6. Diversity in the student body including students preparing for military service would help alleviate this situation.
7. The university should not put obstacles in the way of students who wish to serve as commissioned officers and, in so doing, help finance their educations.
8. These propositions are independent of judgments as individual citizens of policies involving the armed forces, and about which the university is institutionally neutral.
Faculty signing this statement may not agree fully with all its features but all agree with the following:
Provided that legislative prohibition of military service by open homosexuals is ended and ROTC is subject to the same academic procedures as govern other programs, we support the establishment of an ROTC program.
Mark H. Anders (Earth/Environmental Sciences)
James Applegate (Astronomy)
Jagdish Baghwati (University Professor)
Richard K. Betts (Political Science)
Phillip C. Bobbitt (Law)
Ronald E. Findlay (Economics)
Todd Gitlin (Journalism/Sociology)
Kenneth T. Jackson (History)
Robert L. Jervis (Political Science)
Mark Lilla (Humanities)
Robert McCaughey (History, Barnard)
Andrew J. Nathan (Political Science)
Richard M. Pious (Political Science, Barnard)
Ron Prywes (Biological Sciences)
Robert Y. Shapiro (Political Science)
Allan Silver (Sociology, Emeritus)
Jack L. Snyder (Political Science)
Seymour Spilerman (Sociology)
Note that the social sciences are well-represented in this petition.
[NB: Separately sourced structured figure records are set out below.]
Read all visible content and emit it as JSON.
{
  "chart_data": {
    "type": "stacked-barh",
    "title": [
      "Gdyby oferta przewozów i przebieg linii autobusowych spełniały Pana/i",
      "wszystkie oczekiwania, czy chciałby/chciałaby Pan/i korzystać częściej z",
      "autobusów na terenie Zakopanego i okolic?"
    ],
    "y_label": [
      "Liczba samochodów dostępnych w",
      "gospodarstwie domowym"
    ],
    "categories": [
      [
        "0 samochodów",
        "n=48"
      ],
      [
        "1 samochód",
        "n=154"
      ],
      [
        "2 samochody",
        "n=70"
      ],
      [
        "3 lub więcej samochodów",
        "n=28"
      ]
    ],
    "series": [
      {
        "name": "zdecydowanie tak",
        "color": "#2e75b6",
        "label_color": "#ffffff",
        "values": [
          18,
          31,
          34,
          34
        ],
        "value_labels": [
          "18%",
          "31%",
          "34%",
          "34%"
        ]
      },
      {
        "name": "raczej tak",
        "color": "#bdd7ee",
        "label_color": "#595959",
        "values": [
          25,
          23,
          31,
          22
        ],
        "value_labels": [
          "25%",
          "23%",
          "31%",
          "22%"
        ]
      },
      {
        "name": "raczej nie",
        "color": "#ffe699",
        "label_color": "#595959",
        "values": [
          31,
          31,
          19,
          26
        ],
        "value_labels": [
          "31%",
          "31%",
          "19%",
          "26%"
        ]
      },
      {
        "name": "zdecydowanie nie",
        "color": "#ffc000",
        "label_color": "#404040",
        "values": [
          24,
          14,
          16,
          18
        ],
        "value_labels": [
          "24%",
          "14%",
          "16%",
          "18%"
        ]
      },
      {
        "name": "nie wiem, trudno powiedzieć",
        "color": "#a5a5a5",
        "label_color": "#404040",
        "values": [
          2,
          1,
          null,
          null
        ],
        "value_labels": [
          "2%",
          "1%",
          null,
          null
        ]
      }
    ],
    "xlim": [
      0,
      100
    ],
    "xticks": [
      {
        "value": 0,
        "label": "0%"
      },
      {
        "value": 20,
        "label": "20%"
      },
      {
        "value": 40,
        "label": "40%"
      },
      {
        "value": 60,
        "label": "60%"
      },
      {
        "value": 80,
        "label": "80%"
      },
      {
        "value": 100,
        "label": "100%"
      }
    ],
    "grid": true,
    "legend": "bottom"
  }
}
Although certainly a small sampling of the university’s overall faculty, these signatories are still a telling sign that perhaps not everyone at Indoctrination U is taking part in the self-hatred hoopla.
These professors are calling Columbia’s bluff. If Don’t Ask, Don’t Tell is repealed, what other excuse will the college use to continue to cultivate the chasm between its student population and the men and women who make their sheltered way of life possible?